2014-05-13 Thread separent
I would also suggest to give a try to the Aitchison distance. To do so, you can 
use the “compositions” package. You transform the proportions to centered 
log-ratios or isometric log-ratios (clr and ilr functions, respectively), then 
compute the Euclidean distance through transformed data - both transformations 
should return the same distances.


library(compositions)
library(vegan)
data(AnimalVegetation)
region = factor(ifelse(AnimalVegetation[,5]==1, A, B)) # region label
comp = acomp(AnimalVegetation[,1:4]) # proportions closed between 0 and 1
# comp[region==A,] = acomp(comp[region==A,]) + c(1,1,2,1) # perturbation on 
region A for testing purposes
bal = ilr(comp) # isometric log-ratios

dist = vegdist(bal, method=euclidean) # Aitchison dissimilarity matrix
mod = betadisper(dist, region)
mod
plot(mod)
adonis(dist ~ region)


Cheers,


Essi Parent






De : Jari Oksanen
Envoyé : ‎mardi‎, ‎13‎ ‎mai‎ ‎2014 ‎11‎:‎21
À : Zbigniew Ziembik
Cc : r-sig-ecology@r-project.org





Typical dissimilarity indices are of form difference/adjustment, where the 
adjustment takes care of forcing the index to the range 0..1, and handles 
varying total abundances / richnesses. If you have proportional data, you may 
not need the adjustment at all, but you can just use any index. That is, it 
does not matter so awfully much what index you use, and for many practical 
purposes it does not matter if data are proportional. Actually, several indices 
may be equal to each with with proportional data. For instance, Manhattan, 
Bray-Curtis and Kulczynski indices are all identical. All you need to decide is 
which name you use for your index -- numbers do not change.

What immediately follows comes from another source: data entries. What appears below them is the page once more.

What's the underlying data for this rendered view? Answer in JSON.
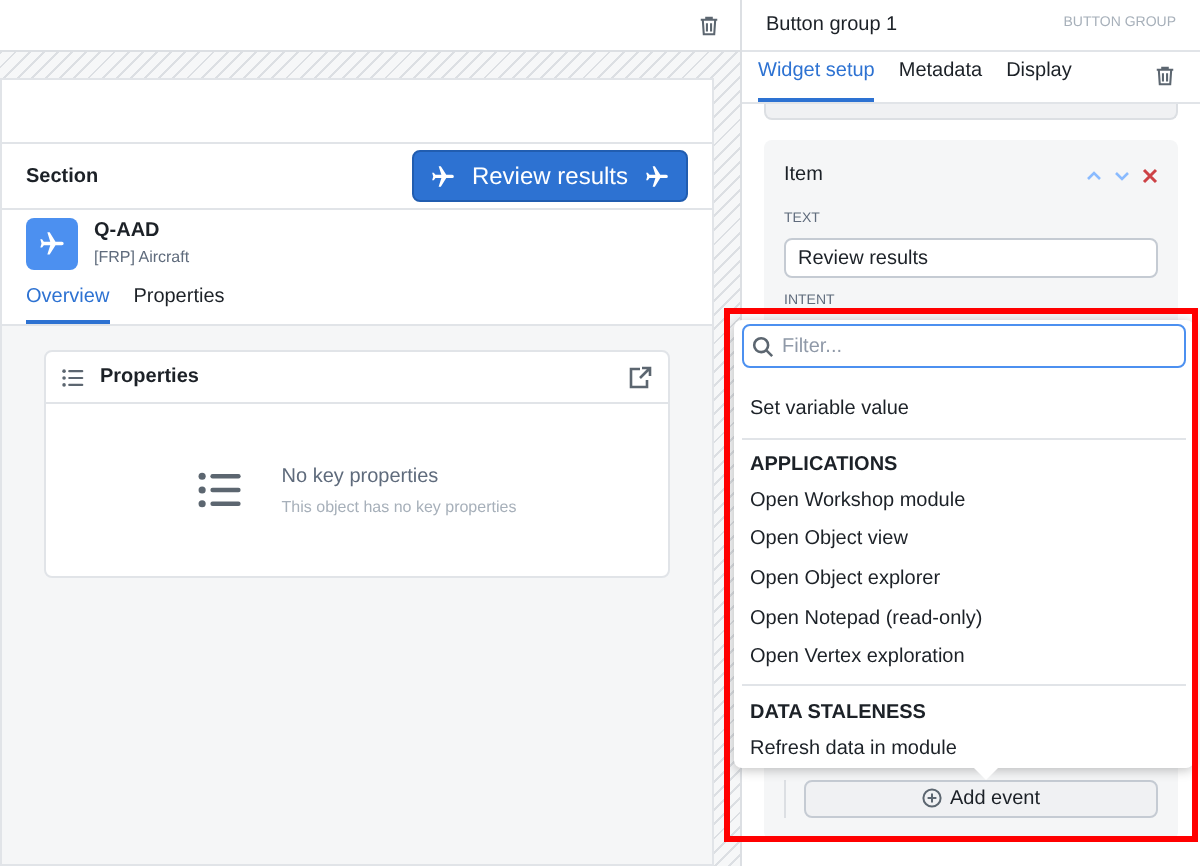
{
  "section": {
    "title": "Section",
    "button": {
      "label": "Review results"
    }
  },
  "object": {
    "name": "Q-AAD",
    "type": "[FRP] Aircraft"
  },
  "object_tabs": [
    {
      "label": "Overview",
      "selected": true
    },
    {
      "label": "Properties",
      "selected": false
    }
  ],
  "properties_card": {
    "title": "Properties",
    "empty_title": "No key properties",
    "empty_text": "This object has no key properties"
  },
  "panel": {
    "title": "Button group 1",
    "type": "BUTTON GROUP",
    "tabs": [
      {
        "label": "Widget setup",
        "selected": true
      },
      {
        "label": "Metadata",
        "selected": false
      },
      {
        "label": "Display",
        "selected": false
      }
    ],
    "item": {
      "title": "Item",
      "text_label": "TEXT",
      "text_value": "Review results",
      "intent_label": "INTENT"
    },
    "add_event": "Add event"
  },
  "dropdown": {
    "placeholder": "Filter...",
    "entries": [
      {
        "kind": "gap"
      },
      {
        "kind": "item",
        "label": "Set variable value"
      },
      {
        "kind": "header",
        "label": "APPLICATIONS"
      },
      {
        "kind": "item",
        "label": "Open Workshop module"
      },
      {
        "kind": "item",
        "label": "Open Object view"
      },
      {
        "kind": "item",
        "label": "Open Object explorer"
      },
      {
        "kind": "item",
        "label": "Open Notepad (read-only)"
      },
      {
        "kind": "item",
        "label": "Open Vertex exploration"
      },
      {
        "kind": "header",
        "label": "DATA STALENESS"
      },
      {
        "kind": "item",
        "label": "Refresh data in module"
      }
    ]
  }
}
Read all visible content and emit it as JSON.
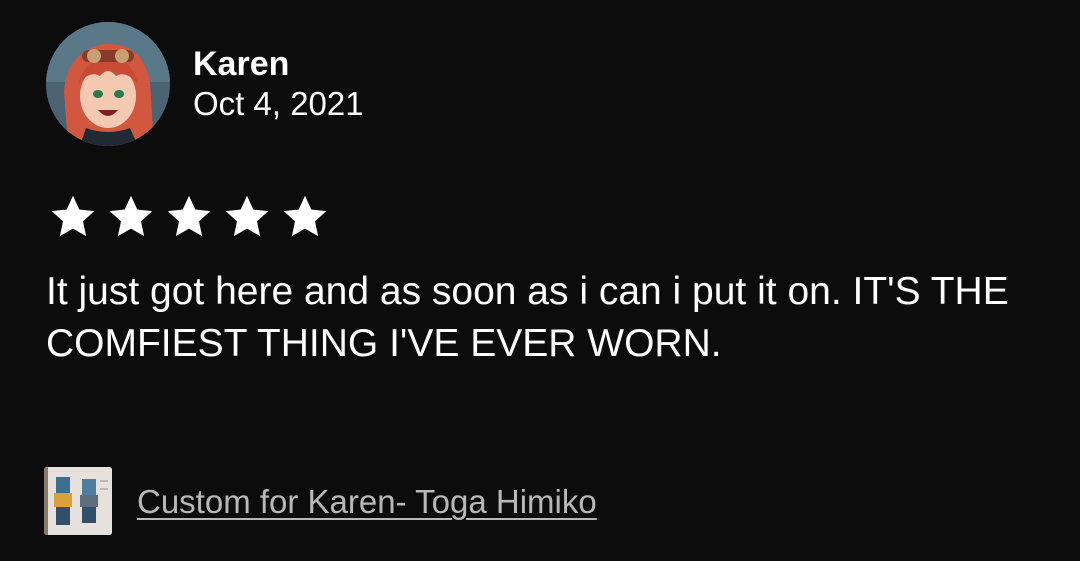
{
  "review": {
    "reviewer_name": "Karen",
    "date": "Oct 4, 2021",
    "rating": 5,
    "rating_max": 5,
    "text": "It just got here and as soon as i can i put it on. IT'S THE COMFIEST THING I'VE EVER WORN.",
    "item_title": "Custom for Karen- Toga Himiko"
  },
  "icons": {
    "avatar": "avatar-image",
    "star": "star-icon",
    "item_thumbnail": "item-thumbnail-image"
  },
  "colors": {
    "background": "#0c0c0d",
    "text": "#ffffff",
    "link": "#b8b8b8",
    "star": "#ffffff"
  }
}
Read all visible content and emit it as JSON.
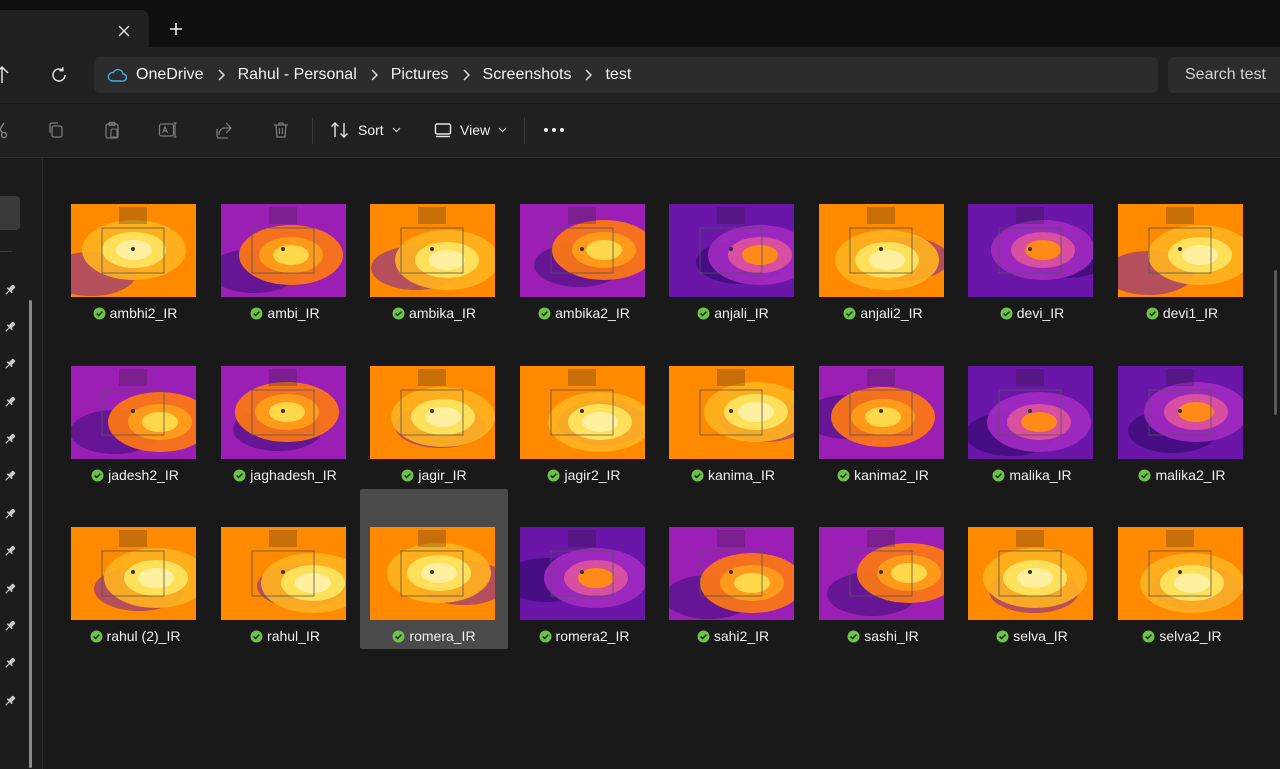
{
  "tab": {
    "close_glyph": "✕",
    "new_tab_glyph": "+"
  },
  "breadcrumb": [
    "OneDrive",
    "Rahul - Personal",
    "Pictures",
    "Screenshots",
    "test"
  ],
  "search": {
    "placeholder": "Search test"
  },
  "commands": {
    "sort_label": "Sort",
    "view_label": "View"
  },
  "colors": {
    "accent_sync": "#6cc24a",
    "thermal_hot": "#fff4a8",
    "thermal_warm": "#ff9a1a",
    "thermal_cool": "#7a1fa8"
  },
  "files": [
    {
      "name": "ambhi2_IR",
      "palette": "warm"
    },
    {
      "name": "ambi_IR",
      "palette": "mixed"
    },
    {
      "name": "ambika_IR",
      "palette": "warm"
    },
    {
      "name": "ambika2_IR",
      "palette": "mixed"
    },
    {
      "name": "anjali_IR",
      "palette": "cool"
    },
    {
      "name": "anjali2_IR",
      "palette": "warm"
    },
    {
      "name": "devi_IR",
      "palette": "cool"
    },
    {
      "name": "devi1_IR",
      "palette": "warm"
    },
    {
      "name": "jadesh2_IR",
      "palette": "mixed"
    },
    {
      "name": "jaghadesh_IR",
      "palette": "mixed"
    },
    {
      "name": "jagir_IR",
      "palette": "warm"
    },
    {
      "name": "jagir2_IR",
      "palette": "warm"
    },
    {
      "name": "kanima_IR",
      "palette": "warm"
    },
    {
      "name": "kanima2_IR",
      "palette": "mixed"
    },
    {
      "name": "malika_IR",
      "palette": "cool"
    },
    {
      "name": "malika2_IR",
      "palette": "cool"
    },
    {
      "name": "rahul (2)_IR",
      "palette": "warm"
    },
    {
      "name": "rahul_IR",
      "palette": "warm"
    },
    {
      "name": "romera_IR",
      "palette": "warm",
      "selected": true
    },
    {
      "name": "romera2_IR",
      "palette": "cool"
    },
    {
      "name": "sahi2_IR",
      "palette": "mixed"
    },
    {
      "name": "sashi_IR",
      "palette": "mixed"
    },
    {
      "name": "selva_IR",
      "palette": "warm"
    },
    {
      "name": "selva2_IR",
      "palette": "warm"
    }
  ]
}
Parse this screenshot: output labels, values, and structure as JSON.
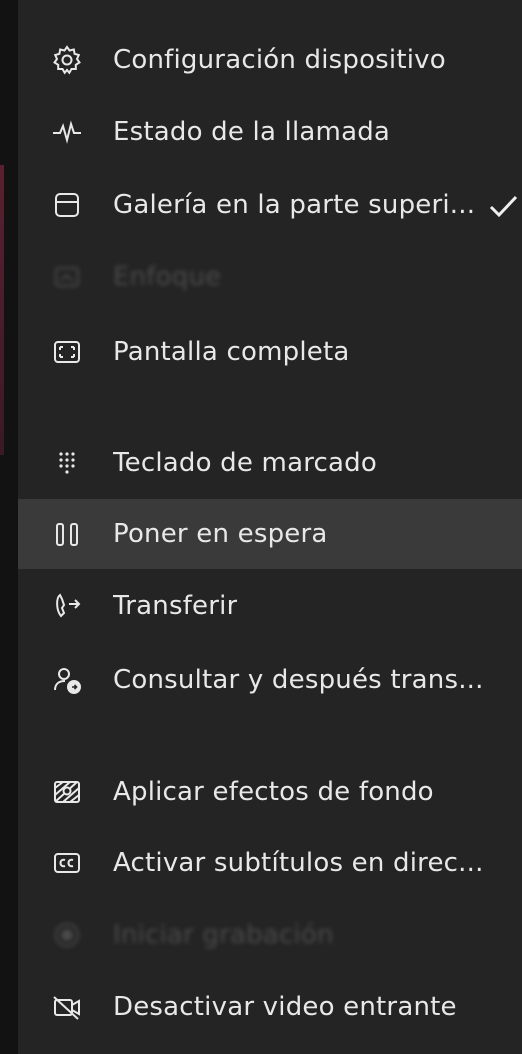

The analysis of proportional data usually covers very different classes of 
models than ANOSIM and friends. Dissimilarities are not usually involved in 
these models. One aspect in proportional data is that only M-1 of M variables 
really are independent. However, this really needs to be taken into account if 
M is low. I have no idea how is that in your case. 

Cheers, Jari Oksanen
On 13/05/2014, at 15:32 PM, Zbigniew Ziembik wrote:

 I am not sure, but it seems that your problem is related to
 compositional data analysis. You can probably use Aitchison distance to
 estimate separation between proportions.
 Take a (free) look at:
 http://www.leg.ufpr.br/lib/exe/fetch.php/pessoais:abtmartins:a_concise_guide_to_compositional_data_analysis.pdf.
 http://dugi-doc.udg.edu/bitstream/10256/297/1/CoDa-book.pdf.
 
 or (commercial):
 Aitchison, J. 2003. The Statistical Analysis of Compositional Data. The
 Blackburn Press.
 
 Best regards,
 ZZ
 
 
 Dnia 2014-05-12, pon o godzinie 16:37 +, Javier Lenzi pisze:
 Dear all, 
 I'm doing data exploration on seabirds trophic ecology data and I am using 
 ANOSIM to evaluate possible differences in diet during breeding and 
 non-breeding seasons. As starting point I am using some classical indexes 
 such as %FO (relative frequency of occurrence), N (number of prey counted in 
 the pooled sample of pellets), %N (N as a percentage of the total number of 
 prey of all food types in the pooled sample), V (total volume of all prey in 
 the pooled sample), and IRI (index of relative importance). 
 I have a concern on which similarity meassurement should I use in ANOSIM for 
 those indexes that are proportions.. I am aware that for instance 
 Bray-Curtis is used for count data (e.g. N) and Jaccard is used for 
 presence-absence data (which I don't have), however I did not find a proper 
 distance measurement for proportion data. Please, could you help me to find 
 a proper distance measurement for these proportion data?